Vedavaapi: A Platform for Community-sourced Indic Knowledge Processing at Scale
Paper on Vedavaapi’s platform architecture.
The full paper is available here.
Indic heritage knowledge is embedded in millions of manuscripts at various stages of digitization and analysis. Numerous powerful tools and techniques have been developed for linguistic analysis of Samskrit and Indic language texts. However, the key challenge today is employing them together on large document collections and building higher level end-user applications to make Indic knowledge texts intelligible. We believe the chief hurdle is the lack of an end-to-end, secure, decentralized system platform for (i) composing independently developed tools for higher-level tasks, and (ii) employing human experts in the loop to work around the limitations of automated tools to ensure curated content always. Such a platform must define protocols and standards for interoperability and reusability of tools while enabling their autonomous evolution to spur innovation. This paper describes the architecture of an Internet platform for end-to-end Indic knowledge processing called Vedavaapi that addresses these challenges effectively. At its core, Vedavaapi is a community-sourced, scalable, multi-layered annotated object network. It serves as an overlay on Indic documents stored anywhere online by providing textification, language analysis and discourse analysis as value-added services in a crowd-sourced manner.

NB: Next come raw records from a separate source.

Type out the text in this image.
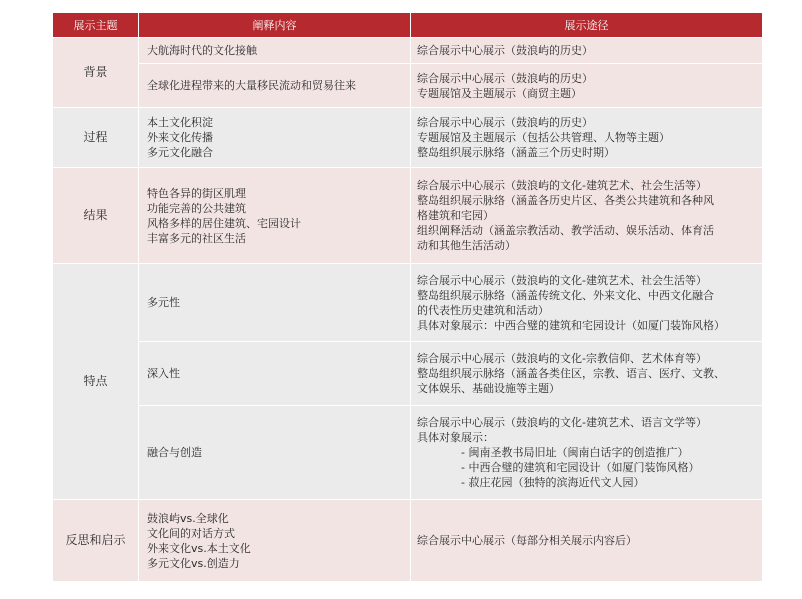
展示主题	阐释内容	展示途径
背景	大航海时代的文化接触	综合展示中心展示（鼓浪屿的历史）

	全球化进程带来的大量移民流动和贸易往来	综合展示中心展示（鼓浪屿的历史）
专题展馆及主题展示（商贸主题）

过程	本土文化积淀
外来文化传播
多元文化融合	综合展示中心展示（鼓浪屿的历史）
专题展馆及主题展示（包括公共管理、人物等主题）
整岛组织展示脉络（涵盖三个历史时期）

结果	特色各异的街区肌理
功能完善的公共建筑
风格多样的居住建筑、宅园设计
丰富多元的社区生活	综合展示中心展示（鼓浪屿的文化-建筑艺术、社会生活等）
整岛组织展示脉络（涵盖各历史片区、各类公共建筑和各种风
格建筑和宅园）
组织阐释活动（涵盖宗教活动、教学活动、娱乐活动、体育活
动和其他生活活动）

特点	多元性	综合展示中心展示（鼓浪屿的文化-建筑艺术、社会生活等）
整岛组织展示脉络（涵盖传统文化、外来文化、中西文化融合
的代表性历史建筑和活动）
具体对象展示：中西合璧的建筑和宅园设计（如厦门装饰风格）

	深入性	综合展示中心展示（鼓浪屿的文化-宗教信仰、艺术体育等）
整岛组织展示脉络（涵盖各类住区，宗教、语言、医疗、文教、
文体娱乐、基础设施等主题）

	融合与创造	综合展示中心展示（鼓浪屿的文化-建筑艺术、语言文学等）
具体对象展示：
- 闽南圣教书局旧址（闽南白话字的创造推广）
- 中西合璧的建筑和宅园设计（如厦门装饰风格）
- 菽庄花园（独特的滨海近代文人园）

反思和启示	鼓浪屿vs.全球化
文化间的对话方式
外来文化vs.本土文化
多元文化vs.创造力	综合展示中心展示（每部分相关展示内容后）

It offers federated deployment of tools as microservices, powerful decentralized user / team management with access control across multiple organizational boundaries, social-media login and an open architecture with extensible and evolving object schemas. As its first application, we have developed human-assisted text conversion of hand-written manuscripts such as palm leaf etc leveraging several standards-based open-source tools including ones by IIIT Hyderabad, IIT Kanpur and University of Hyderabad. We demonstrate how our design choices enabled us to rapidly develop useful applications via extensive reuse of state-of-the-art analysis tools. This paper offers an approach to standardization of linguistic analysis output, and lays out guidelines for Indic document metadata design and storage.